Tavish Scott leader of the Scottish Liberal Democrats told the Scotsman:
“In the normal world, a promise should be honoured, but yet again banks don’t seem to operate in the real world. If RBS have billions of pounds of taxpayers’ money to spend on bankers’ bonuses, why didn’t they honour their commitment to [Mr Carlyle]. “
In Carlyle’s case he did find a law firm to represent him — Edinburgh-based MBM Commercial, whose litigation lawyers David Calder and Cat McLean are rapidly emerging as creditable ‘Davids’ to the banking ‘Goliaths’. In a recent blog Calder wrote:-
Lots of our clients are in the same position as the client in the [Small Print No 1] case study. Many of the loan agreements which they have with their banks contain similarly unreasonable clauses allowing banks to charge whatever they like by way of fees, whether the fees were reasonably incurred or not.
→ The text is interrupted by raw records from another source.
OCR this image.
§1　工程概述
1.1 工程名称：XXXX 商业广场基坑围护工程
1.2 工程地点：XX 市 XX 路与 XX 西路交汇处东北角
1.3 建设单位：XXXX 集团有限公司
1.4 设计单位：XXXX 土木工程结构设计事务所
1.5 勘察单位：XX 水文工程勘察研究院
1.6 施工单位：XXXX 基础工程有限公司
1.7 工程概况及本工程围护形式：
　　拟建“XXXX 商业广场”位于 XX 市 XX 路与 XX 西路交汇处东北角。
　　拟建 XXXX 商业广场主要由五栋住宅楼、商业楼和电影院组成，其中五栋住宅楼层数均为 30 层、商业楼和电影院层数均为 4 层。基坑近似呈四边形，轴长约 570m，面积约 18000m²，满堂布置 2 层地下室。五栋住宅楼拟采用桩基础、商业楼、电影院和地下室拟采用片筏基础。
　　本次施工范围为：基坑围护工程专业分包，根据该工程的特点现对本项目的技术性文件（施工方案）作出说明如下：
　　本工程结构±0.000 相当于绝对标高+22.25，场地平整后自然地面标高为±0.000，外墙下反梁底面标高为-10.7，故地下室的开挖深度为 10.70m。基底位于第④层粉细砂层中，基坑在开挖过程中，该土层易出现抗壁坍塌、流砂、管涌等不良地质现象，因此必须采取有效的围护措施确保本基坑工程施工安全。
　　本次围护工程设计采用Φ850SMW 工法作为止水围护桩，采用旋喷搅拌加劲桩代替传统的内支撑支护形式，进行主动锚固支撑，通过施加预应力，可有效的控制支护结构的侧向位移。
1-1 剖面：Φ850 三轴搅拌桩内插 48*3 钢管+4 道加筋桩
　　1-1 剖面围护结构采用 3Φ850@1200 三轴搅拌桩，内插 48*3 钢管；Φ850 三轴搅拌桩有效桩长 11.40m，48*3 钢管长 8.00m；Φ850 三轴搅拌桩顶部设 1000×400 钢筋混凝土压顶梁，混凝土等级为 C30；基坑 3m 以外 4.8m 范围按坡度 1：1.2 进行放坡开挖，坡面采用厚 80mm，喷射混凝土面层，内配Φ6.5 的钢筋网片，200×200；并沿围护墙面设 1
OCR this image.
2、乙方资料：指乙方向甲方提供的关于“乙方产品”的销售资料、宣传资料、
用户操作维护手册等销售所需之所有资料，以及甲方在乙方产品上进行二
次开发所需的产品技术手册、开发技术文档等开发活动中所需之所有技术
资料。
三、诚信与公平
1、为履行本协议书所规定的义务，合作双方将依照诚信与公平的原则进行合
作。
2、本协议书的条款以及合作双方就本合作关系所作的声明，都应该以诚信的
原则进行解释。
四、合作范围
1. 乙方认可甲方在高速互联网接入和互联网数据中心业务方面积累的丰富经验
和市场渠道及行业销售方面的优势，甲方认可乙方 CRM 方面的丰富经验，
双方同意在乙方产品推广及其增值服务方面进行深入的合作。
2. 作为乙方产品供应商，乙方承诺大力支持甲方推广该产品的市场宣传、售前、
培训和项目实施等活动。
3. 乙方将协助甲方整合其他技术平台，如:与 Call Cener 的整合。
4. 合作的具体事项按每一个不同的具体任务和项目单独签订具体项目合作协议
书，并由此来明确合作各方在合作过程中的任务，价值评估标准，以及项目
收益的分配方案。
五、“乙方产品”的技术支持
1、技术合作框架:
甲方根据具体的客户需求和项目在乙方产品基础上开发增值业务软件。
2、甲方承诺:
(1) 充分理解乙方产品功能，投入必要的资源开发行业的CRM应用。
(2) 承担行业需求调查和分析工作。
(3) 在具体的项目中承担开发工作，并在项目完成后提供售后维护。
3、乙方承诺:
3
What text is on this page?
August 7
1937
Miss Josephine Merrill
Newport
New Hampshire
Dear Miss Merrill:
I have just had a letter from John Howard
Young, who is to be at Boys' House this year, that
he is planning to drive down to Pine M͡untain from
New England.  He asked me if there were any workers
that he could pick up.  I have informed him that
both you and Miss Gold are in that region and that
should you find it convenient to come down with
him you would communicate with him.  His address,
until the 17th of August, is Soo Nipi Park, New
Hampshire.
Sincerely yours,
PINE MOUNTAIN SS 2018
You may be in the same position. If so, we’d like to hear from you because we think these clauses can and should be challenged.
Footnote: Alan Dickinson (pictured above), former chief executive of RBS in the UK, left the bank soon after the bank lost its case in the Court of Session. In May 2010 Dickinson pitched up at Nationwide as a non-executive director and chairman of its board risk committee.